人文系の書籍が売れなくなったと言う話をよく聞く。それらはコンビニの台頭
によって、多くの中小書店が消えてしまったことの影響かもしれない。大型書店
がそうした販売を担っているのだろうが、今では社会科学や自然科学の分野に専
門的な知識を持っていない店員が多いのも事実だ。せいぜいマスコミで喧伝され
る経済問題や政治的スキャンダルに関する本を新刊台に平積みするぐらいであろ
う。いずれにしても一過性の話題本が新刊台を席巻しているのである。
書店人の薦める本などと言った読書では到底現代の状況を深く、革新的に考察
しようとしている書籍など探し出す事は困難だ。とすれば、理想的なのは、そう
した学問的営為を続けている学者たちが、書籍配列のレイアウトをする事であろ
う。
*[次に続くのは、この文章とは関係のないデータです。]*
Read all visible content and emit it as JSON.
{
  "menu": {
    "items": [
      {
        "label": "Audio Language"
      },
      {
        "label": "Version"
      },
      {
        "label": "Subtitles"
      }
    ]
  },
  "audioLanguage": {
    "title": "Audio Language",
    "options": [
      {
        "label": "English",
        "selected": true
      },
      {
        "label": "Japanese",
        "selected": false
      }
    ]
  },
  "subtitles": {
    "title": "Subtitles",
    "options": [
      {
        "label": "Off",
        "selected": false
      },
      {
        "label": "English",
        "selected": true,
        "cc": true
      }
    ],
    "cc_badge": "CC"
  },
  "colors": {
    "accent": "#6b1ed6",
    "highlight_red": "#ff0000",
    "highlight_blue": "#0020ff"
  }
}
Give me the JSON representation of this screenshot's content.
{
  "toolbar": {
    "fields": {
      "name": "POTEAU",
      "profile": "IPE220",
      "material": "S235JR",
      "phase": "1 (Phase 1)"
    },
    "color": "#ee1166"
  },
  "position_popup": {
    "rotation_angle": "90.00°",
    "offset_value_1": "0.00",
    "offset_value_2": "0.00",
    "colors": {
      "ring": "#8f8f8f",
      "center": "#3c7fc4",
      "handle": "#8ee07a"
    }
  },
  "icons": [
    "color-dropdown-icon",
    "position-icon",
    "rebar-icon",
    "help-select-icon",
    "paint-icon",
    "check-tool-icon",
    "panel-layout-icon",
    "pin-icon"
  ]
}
要するに書店では書籍配列のレイアウトが作れないのである。現代では、学
問は越境的であり、相互にオーバーラップしているため、単なるジャンル配列で
は逆にコンテクストが分断されてしまい、棚を見ている読者からすれば、配列の
流れが見えない。一方、類似本をまとめてみたり、同じ著者の本を一堂に展開す
ると言った配列は、どうやら違和感を伴うようだ。そのあたりが書店人にはなか
なか読めない。
中小書店で長い間働いてきた人々は、それなりの経験があり、新刊が出ても曲
がりなりにも自分流のコンテクストの中に取り込む事ができたであろう。しかし
現在ではそれも望めない状態だ。書店員にしてもコンビニの店員にしても若い人
ばかりが目に付く。書店でもある程度の年齢に達すると現場から退いてしまう。
ちょっと考えてみよう。読者は若い人ばかりではない。読者の年齢層は、幅が広
い。ところが販売員の年齢は限定されてしまっている。これはビジネスマン的企
業範例が書店業界にも浸透していると言えばそれまでであろう。だが、出版業界
が文化事業の一環だとすれば、単なるビジネスでは済まされないだろうし、その
影響が現在ひずみとなって現出していないだろうか。
つまりは、書店員は読者の年齢層に対応する年齢層を擁して作業にあたらなけ
ればならないのではないのだろうか。少なくともさまざまな人間的経験に対応し
うるような、品揃えと販売体制はできるのではないだろうか。